Но этот процесс, в общем-то несложный, запомнился Керенскому. Он знал, что Ленин официально заклеймил экспроприации как «мелкобуржуазную практику». Поэтому его удивило поведение большевиков. «Как же так? – спросил он у Алексеева. – Вы делаете то, что противоречит взглядам вашей партии?» – «Очень просто, – ответил тот, – перед тем как проводить экспроприацию, мы выходим из партии, заявляя о несогласии с ее политикой. Это дает нам полную свободу для проведения акции. Захваченные деньги, к примеру, направляем на Капри Максиму Горькому для финансирования его школы. Через две недели подаем заявление о восстановлении в партии, признаем свои ошибки, и нас немедленно принимают обратно!» Алексеев рассказывал об этом цинично, хитро улыбаясь, и впервые подзащитные вызвали у Керенского брезгливость.
Он выполнил свой долг адвоката, но в этот раз навряд ли помог России, выгораживая жуликоватых людей. Было жаль, что они принадлежат к демократическому движению. Вскоре он узнал, что у большевистской партии в целом большие финансовые затруднения. Свидетельством этого был весьма любопытный эпизод, связанный с V съездом партии. Первоначально он был намечен не в Лондоне, а в Копенгагене. Но датское правительство запретило его проведение. Решили перенести съезд в Швецию, в город Мальме, но и там его постигла та же участь. Тогда все делегаты снова через Данию двинулись в Лондон, где наконец и начались заседания.
Однако эти неожиданные передвижения, а также продолжительность съезда, растянувшегося на три недели, привели к полному денежному кризису приехавших на съезд депутатов. Они обратились за помощью к Германской социал-демократической партии, но выделенная Бебелем сумма их не удовлетворила. Тогда при помощи Горького съезд произвел заем у англичанина Дж.
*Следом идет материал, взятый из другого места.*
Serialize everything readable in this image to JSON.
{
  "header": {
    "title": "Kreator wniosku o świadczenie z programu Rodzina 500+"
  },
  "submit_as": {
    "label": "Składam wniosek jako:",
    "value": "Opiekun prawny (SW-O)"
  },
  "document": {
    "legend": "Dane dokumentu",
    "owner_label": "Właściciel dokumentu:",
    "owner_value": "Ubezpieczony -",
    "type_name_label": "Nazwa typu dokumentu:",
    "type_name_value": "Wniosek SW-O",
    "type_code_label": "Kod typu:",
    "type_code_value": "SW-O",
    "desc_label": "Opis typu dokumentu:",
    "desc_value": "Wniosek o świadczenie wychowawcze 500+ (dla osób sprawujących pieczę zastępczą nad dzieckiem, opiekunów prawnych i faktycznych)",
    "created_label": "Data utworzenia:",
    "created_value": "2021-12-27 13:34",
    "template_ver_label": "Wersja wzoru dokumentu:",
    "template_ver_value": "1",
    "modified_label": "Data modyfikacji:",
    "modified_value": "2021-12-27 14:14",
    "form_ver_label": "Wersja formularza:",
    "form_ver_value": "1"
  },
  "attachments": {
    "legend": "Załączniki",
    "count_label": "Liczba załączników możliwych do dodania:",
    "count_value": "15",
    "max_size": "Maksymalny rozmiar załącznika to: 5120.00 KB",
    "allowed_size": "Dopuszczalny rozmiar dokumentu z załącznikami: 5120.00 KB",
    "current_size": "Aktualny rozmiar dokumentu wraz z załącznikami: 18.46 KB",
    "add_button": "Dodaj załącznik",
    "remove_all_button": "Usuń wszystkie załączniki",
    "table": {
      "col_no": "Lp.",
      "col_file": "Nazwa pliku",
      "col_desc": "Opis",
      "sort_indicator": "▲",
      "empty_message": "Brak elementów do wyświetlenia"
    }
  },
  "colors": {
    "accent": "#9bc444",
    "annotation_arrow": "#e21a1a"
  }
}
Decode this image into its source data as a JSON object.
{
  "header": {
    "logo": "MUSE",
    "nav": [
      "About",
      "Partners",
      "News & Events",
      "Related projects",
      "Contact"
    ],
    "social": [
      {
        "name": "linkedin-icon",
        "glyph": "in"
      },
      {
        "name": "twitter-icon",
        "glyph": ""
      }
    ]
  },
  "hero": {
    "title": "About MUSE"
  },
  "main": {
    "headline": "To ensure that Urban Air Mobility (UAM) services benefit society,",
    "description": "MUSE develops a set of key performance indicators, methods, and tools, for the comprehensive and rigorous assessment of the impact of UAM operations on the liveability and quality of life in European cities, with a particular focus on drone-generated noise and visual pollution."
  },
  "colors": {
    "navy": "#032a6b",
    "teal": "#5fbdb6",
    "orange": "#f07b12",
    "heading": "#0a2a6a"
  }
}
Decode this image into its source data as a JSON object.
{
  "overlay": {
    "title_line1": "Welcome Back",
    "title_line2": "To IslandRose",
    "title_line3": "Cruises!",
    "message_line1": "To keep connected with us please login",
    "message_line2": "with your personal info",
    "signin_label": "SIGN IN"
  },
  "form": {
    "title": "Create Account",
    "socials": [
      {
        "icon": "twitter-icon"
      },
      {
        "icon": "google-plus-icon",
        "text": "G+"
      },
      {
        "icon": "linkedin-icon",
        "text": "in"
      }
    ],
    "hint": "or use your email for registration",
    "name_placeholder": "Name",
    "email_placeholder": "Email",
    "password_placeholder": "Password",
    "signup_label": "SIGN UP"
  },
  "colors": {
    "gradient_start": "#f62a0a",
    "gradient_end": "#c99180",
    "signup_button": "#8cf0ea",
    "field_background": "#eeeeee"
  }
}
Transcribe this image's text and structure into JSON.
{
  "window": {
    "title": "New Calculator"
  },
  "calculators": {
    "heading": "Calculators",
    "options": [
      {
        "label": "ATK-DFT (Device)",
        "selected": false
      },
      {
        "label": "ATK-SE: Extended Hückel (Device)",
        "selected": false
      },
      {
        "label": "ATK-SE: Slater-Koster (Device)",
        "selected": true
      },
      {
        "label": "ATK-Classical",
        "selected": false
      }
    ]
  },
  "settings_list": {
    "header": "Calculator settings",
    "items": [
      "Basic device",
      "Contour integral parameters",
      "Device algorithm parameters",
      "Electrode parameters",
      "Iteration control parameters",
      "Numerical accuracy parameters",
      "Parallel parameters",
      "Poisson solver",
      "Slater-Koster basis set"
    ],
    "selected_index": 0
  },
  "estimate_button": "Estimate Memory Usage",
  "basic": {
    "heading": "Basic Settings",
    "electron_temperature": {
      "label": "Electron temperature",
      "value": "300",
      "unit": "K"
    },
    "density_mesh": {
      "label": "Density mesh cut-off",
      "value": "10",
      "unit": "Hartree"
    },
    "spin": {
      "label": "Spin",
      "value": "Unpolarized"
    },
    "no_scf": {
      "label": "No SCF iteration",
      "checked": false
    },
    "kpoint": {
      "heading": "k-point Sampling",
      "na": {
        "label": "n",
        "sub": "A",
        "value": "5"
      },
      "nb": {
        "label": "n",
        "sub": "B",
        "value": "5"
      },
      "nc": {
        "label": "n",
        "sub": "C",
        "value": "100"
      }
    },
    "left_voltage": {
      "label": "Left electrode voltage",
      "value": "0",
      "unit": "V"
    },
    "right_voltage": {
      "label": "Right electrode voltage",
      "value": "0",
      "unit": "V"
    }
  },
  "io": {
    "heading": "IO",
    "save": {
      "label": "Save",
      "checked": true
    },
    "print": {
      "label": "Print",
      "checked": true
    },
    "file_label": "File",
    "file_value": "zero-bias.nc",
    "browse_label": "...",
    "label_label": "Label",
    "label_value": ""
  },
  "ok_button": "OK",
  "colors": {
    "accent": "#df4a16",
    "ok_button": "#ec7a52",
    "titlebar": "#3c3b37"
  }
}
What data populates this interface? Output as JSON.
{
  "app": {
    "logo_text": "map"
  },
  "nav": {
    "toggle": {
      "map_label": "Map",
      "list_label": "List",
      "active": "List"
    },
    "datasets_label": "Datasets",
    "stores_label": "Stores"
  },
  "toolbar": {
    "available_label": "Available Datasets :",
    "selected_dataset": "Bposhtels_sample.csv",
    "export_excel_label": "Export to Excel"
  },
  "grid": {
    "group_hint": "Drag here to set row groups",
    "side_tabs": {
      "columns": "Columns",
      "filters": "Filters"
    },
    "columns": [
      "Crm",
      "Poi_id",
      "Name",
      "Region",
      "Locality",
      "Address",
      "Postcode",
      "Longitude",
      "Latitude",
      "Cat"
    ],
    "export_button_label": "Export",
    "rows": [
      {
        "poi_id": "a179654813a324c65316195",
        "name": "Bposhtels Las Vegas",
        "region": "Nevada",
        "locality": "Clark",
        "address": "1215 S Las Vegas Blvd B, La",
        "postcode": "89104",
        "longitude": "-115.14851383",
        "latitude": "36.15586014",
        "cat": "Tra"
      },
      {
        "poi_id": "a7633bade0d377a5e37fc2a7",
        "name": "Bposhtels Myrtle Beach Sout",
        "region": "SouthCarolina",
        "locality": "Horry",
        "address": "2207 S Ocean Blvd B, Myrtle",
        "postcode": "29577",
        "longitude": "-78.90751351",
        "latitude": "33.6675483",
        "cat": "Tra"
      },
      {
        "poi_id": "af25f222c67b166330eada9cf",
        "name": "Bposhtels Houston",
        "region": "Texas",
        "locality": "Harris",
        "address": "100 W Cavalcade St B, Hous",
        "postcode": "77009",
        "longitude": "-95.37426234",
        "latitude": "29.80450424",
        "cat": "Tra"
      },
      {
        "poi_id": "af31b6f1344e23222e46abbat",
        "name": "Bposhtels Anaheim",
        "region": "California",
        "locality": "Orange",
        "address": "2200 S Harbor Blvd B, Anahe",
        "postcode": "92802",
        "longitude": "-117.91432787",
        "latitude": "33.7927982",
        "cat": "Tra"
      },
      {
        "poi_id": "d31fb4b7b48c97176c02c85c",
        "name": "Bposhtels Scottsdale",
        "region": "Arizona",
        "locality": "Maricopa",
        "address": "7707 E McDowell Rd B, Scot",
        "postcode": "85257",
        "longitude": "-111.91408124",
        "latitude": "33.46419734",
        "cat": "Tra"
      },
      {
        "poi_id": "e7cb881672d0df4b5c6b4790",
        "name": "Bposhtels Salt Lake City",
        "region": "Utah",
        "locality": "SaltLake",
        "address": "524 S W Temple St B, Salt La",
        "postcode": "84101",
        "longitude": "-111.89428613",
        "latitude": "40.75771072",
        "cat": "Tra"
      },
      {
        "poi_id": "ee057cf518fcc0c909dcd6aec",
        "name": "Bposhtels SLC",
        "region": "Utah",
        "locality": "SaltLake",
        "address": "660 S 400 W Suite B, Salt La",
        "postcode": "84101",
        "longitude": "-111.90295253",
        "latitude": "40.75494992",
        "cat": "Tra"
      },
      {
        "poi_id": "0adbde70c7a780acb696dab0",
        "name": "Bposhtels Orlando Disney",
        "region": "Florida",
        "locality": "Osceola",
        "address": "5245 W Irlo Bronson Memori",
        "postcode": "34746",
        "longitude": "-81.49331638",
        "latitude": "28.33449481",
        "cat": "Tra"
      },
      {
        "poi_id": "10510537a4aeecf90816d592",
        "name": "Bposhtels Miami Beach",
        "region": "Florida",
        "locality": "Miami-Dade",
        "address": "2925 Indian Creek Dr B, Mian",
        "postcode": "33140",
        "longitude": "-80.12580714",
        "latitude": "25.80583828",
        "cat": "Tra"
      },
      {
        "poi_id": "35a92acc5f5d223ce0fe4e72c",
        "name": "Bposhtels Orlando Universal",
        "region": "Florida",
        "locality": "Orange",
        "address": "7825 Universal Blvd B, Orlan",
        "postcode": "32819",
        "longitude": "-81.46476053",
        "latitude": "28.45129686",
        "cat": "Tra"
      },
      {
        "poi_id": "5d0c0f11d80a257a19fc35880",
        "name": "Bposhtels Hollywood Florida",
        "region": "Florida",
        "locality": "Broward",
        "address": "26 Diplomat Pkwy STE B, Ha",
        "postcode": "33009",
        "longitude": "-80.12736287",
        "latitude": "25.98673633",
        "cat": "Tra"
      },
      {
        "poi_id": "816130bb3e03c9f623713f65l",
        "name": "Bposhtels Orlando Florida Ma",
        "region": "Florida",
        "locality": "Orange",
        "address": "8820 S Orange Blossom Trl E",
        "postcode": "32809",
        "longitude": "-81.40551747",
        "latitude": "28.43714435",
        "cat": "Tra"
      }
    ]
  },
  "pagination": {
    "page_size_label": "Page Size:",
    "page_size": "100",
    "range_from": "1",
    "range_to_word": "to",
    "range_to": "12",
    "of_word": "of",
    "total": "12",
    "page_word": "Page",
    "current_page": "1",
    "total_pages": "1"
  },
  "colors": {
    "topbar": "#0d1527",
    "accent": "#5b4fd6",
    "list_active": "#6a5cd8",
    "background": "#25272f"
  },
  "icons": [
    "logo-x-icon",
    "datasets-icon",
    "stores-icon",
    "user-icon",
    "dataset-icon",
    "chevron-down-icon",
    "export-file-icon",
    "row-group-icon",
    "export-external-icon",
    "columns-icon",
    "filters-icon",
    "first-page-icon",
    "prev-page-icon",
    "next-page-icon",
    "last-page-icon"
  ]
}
Фельса, согласившегося дать деньги при условии подписания обязательства об уплате долга всеми членами съезда. (Само обязательство было выкуплено уже после революции представителем большевиков Красиным и передано на хранение в Музей Революции СССР в Москве.)
Об истории большевистской экспроприации Златоустовского казначейства и финансовых трудностях большевистской партии Керенский поведал молодому талантливому писателю Марку Александровичу Алданову, настоящая фамилия – Ландау, дружба с которым возникла в Берлине, позднее продолжалась в Париже и Нью-Йорке, куда они перебрались, спасаясь от немцев, захвативших Францию. Сын богатого промышленника, Алданов, помимо физико-математического, окончил юридический факультет Киевского университета и по образованию был коллегой Александра Федоровича, но сблизили их гуманистическое мышление и судьба эмигрантов. Керенский приятно удивился, услышав от Марка продолжение своего рассказа об экспроприации в Златоусте. Было это в конце двадцатых годов, в Париже, где Алданов заведовал отделом прозы в газете «Дни», выпускаемой Керенским.
– Я вам благодарен, Александр Федорович, – сказал Марк, – ведь это вы надоумили меня изучить, а точнее – провести журналистское расследование о партийной кассе большевиков. Обнаружились весьма любопытные факты. Я обнародую их.
– Понимаю – напишите. Долго ждать статью или повесть об этом?
– Не думаю, что долго, – улыбнулся Алданов, – может быть, вы опубликуете мою статью?
– А что за факты? – поинтересовался Керенский.
– Слушайте, – обрадовался Марк вниманию Александра Федоровича. – Впрочем, я не сомневался, что мое расследование не оставит вас равнодушным. Увы, только журналистское, хотя история большевистской партийной кассы заслуживает уголовное расследование и издание целой книги, и та стала бы занимательной во всех отношениях: в историческом, бытовом и психологическом. Увлекла бы, наверное, и любителей детективной литературы. Кто только не давал денег большевикам?! – многозначительно произнес Марк Алданов и сделал паузу в рассказе.
– Известно, что помогал им Савва Морозов, – заметил Керенский.
– В том числе и Савва, – согласился Алданов, – он субсидировал большевиков оттого, что ему чрезвычайно опротивели люди вообще, а люди своего круга в особенности. Давал Максим Горький. Вероятно в определенное время сочувствовал большевикам и очень уж шумно в ту пору реял над Россией «буревестник черной молнии подобный». Поддерживал большевиков Михайловский-Гарин, ибо он, милый, вечно-юный Тема Карташев никому не мог отказать, когда были деньги: он отвалил большевикам 25 тысяч на социальную революцию, как бросал деньги цыганам в «Стрельне» на счастье, или саратовскому самородку на изобретение вечного двигателя. Кажется, Достоевский сказал: «Широк русский человек, я бы сузил».